The thermal section uses the same bimetallic strip that we all know about, which can take a long time to trip, especially if it sees an overload only a little above its rating. The magnetic trip point is adjustable on the 800A breaker from 4X to 8X of the breaker rating and the 350A is adjustable from 5X to 10X, and it trips nearly instantaneously. What does this mean and why is it there?

In a word, it's there for inrush. If the breaker is feeding a large transformer, the inrush when the breaker is closed is significant and can momentarily be several times the rating of the breaker, though it will be less than a short circuit would draw. The magnetic trip point is set to enable the breaker to distinguish between inrush and a short circuit fault. Whatever equipment you have the breaker connected to, you want this setting to be as low as possible without causing nuisance trips, because if it is set too high, in the event of a short on the line it can cause another breaker farther upstream to trip instead and thereby shut down more of the system than is necessary to clear the fault.

So, what about inverters? How much inrush do they draw when they are connected to the AC bus? According to SMA tech support, very little, at least in the case of transformerless inverters - something in the milliamp range per inverter - so even in the system I am building with 30+ SMA Tripower inverters in parallel it is nearly nothing. The magnetic trip points on the breakers should therefore be set at their lowest value because any current draw in excess of the breaker rating can only be due to a fault.

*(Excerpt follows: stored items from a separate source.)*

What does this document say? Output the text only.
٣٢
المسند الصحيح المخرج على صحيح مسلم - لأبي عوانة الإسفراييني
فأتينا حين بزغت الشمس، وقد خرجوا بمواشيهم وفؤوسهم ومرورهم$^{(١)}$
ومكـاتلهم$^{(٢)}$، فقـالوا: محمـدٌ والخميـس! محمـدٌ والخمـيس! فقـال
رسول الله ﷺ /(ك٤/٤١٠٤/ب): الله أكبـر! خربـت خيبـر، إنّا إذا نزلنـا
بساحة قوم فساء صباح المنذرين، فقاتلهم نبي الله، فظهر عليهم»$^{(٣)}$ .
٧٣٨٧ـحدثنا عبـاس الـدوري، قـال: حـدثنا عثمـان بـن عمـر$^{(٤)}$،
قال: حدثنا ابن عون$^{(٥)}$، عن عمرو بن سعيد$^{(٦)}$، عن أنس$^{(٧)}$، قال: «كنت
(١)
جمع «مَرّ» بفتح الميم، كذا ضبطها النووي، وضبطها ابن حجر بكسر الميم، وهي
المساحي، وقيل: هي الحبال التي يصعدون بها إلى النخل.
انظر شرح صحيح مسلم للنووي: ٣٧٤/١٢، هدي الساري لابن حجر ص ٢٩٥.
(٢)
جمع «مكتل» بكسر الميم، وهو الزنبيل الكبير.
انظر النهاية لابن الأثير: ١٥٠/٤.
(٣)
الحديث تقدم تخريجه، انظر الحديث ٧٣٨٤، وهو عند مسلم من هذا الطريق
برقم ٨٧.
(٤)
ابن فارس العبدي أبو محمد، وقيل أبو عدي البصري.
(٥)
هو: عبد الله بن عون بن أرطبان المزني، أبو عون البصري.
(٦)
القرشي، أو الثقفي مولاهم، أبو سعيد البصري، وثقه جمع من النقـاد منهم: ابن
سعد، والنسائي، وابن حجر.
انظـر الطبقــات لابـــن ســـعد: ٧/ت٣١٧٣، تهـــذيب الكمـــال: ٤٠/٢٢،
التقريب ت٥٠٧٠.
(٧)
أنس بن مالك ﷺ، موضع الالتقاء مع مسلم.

Anyway, this was a new wrinkle for me, so I thought I would share it.
 

jim dungar

Moderator
Staff member
Location
Wisconsin
Occupation
PE (Retired) - Power Systems
... a 350A and a 800A breaker. When the breakers came in I found that they are dual trip - thermal and magnetic - and the magnetic section is adjustable. I had never seen that before.

The thermal section uses the same bimetallic strip that we all know about, which can take a long time to trip, especially if it sees an overload only a little above its rating. The magnetic trip point is adjustable on the 800A breaker from 4X to 8X of the breaker rating and the 350A is adjustable from 5X to 10X, and it trips nearly instantaneously. What does this mean and why is it there?

Adjustable magnetic trip has been a common feature on almost every 250A frame and larger, 600V maximum, 'industrial' thermal-magnetic breaker for 50+ years. However, almost none of the 240V 'commercial' breakers have it.
We regularly recommend the 240V breakers be exchanged for arc-flash mitigation or coordination purposes.

I agree this probably started as a feature for accommodating large motors and transformers starting current.